Não adianta seus aliados explicarem que a
dona Maria e o seu Zé não estão nem aí para a urna eletrônica, e que para o
eleitor comum toda essa gritaria já soa como choro de perdedor.
Bolsonaro parece decidido a perder a
eleição do seu jeito no lugar de tentar ganhar ouvindo alguns conselhos. Anda
paranoico com a possibilidade de impeachment, cassação ou prisão e vê traidores
por toda parte. Pode até ter razão, mas são essas as relações políticas que ele
construiu e é com elas que ele tem de marchar.
Não deixa de ser uma baita ironia do
destino que um escândalo tão danoso quanto o do MEC tenha sido criado em torno
de um aliado que ele considerava fiel e por quem colocava a cara no fogo.
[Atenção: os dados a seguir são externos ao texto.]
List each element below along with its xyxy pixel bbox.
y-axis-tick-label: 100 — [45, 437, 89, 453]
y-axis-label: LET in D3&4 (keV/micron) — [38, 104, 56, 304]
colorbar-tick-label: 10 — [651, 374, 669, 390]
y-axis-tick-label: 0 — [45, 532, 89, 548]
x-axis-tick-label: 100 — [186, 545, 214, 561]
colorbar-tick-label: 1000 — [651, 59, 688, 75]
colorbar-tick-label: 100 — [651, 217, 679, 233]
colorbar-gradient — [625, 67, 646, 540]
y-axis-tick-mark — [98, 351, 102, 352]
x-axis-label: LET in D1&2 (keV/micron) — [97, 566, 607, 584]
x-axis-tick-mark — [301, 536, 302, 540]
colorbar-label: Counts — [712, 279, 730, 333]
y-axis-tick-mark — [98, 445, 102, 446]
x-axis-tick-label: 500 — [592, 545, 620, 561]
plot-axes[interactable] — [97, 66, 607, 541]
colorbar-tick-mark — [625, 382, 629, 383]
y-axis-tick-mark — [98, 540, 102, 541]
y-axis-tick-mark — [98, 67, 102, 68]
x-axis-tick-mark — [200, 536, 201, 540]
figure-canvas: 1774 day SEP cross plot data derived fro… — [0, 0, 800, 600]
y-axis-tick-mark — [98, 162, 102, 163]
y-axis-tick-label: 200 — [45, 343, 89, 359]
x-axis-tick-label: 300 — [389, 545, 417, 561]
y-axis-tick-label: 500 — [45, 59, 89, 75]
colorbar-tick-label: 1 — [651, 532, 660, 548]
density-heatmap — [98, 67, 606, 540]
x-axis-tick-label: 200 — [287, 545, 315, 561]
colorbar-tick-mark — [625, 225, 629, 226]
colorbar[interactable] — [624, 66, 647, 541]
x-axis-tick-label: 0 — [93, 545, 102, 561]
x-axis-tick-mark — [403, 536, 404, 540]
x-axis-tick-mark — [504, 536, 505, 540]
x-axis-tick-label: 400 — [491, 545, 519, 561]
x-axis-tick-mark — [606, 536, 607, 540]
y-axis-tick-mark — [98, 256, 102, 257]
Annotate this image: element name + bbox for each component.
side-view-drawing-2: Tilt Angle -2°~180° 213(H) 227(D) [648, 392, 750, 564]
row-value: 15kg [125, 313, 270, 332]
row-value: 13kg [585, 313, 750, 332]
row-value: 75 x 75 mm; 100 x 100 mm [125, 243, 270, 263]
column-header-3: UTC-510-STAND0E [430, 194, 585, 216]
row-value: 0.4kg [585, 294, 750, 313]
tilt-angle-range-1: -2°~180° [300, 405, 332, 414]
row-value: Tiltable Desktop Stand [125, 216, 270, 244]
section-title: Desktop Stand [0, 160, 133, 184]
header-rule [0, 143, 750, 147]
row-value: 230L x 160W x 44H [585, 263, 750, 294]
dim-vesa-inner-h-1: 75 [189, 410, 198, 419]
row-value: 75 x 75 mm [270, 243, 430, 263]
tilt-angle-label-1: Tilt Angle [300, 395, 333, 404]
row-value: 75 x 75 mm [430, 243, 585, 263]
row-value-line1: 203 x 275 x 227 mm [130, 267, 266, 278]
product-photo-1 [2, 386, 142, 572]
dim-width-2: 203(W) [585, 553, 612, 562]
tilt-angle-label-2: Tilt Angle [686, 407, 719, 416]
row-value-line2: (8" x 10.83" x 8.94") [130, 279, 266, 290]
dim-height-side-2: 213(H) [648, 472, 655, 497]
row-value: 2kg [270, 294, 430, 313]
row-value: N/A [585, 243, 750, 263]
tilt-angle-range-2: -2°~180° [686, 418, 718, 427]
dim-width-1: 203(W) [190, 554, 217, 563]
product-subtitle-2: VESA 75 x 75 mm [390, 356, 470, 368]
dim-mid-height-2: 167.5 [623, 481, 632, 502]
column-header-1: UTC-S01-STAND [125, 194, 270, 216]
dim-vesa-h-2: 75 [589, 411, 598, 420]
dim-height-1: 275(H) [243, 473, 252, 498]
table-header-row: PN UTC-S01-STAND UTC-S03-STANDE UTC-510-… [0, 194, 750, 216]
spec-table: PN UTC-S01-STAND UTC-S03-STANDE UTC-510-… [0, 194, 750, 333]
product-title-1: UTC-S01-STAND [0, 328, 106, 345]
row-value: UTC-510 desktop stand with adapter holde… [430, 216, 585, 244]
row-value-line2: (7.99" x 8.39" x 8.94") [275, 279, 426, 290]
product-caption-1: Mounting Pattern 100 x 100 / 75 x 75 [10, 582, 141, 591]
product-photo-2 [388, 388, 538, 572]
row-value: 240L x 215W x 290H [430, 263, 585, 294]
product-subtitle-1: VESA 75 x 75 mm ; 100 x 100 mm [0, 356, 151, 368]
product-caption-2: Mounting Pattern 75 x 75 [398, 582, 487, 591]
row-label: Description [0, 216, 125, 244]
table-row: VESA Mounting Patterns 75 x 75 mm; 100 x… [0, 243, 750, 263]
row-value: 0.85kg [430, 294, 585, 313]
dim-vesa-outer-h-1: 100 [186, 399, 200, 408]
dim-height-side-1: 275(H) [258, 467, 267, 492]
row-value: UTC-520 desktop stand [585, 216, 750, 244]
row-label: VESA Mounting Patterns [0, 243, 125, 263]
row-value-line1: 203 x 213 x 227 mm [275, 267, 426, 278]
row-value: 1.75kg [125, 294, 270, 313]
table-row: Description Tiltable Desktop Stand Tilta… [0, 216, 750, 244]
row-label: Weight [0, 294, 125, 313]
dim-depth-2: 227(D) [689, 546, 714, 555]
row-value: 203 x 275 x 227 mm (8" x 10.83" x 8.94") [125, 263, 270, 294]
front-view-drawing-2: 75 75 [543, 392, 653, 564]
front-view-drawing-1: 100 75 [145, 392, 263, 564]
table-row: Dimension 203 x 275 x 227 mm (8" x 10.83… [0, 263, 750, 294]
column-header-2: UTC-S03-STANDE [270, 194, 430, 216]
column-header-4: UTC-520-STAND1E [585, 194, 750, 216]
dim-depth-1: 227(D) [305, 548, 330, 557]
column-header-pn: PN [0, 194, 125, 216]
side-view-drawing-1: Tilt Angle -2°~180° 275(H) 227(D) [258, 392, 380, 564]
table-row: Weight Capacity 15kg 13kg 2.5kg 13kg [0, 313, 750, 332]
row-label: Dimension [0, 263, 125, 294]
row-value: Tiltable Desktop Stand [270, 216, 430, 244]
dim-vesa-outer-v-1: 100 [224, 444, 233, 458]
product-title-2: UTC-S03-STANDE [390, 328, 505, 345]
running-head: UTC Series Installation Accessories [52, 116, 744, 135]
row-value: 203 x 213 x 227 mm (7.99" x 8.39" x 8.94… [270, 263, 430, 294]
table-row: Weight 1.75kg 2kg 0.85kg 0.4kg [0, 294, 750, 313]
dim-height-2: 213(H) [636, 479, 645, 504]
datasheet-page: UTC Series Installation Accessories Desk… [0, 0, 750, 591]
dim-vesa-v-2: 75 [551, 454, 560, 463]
E é
algo que diz muito não sobre o aliado, mas sobre o próprio Bolsonaro.
O presidente da República disputa a
reeleição perdido num labirinto de sombras e passa o tempo todo querendo
fabricar um golpe para esconder suas próprias fragilidades. Só que, em vez de
sair na foto como herói ou um mártir, como pretende, ele parece apenas cada dia
mais próximo de perder as eleições.
Se isso acontecer, será inútil dizer que
foi derrotado por inimigos externos ou ocultos. A culpa não terá sido de
ninguém a não ser ele mesmo. Periga não restar nem mesmo quem queira colocar a
cara no fogo em seu nome
Um comentário:
São todos amigos de fé,irmãos camaradas,uma mão sujando a outra.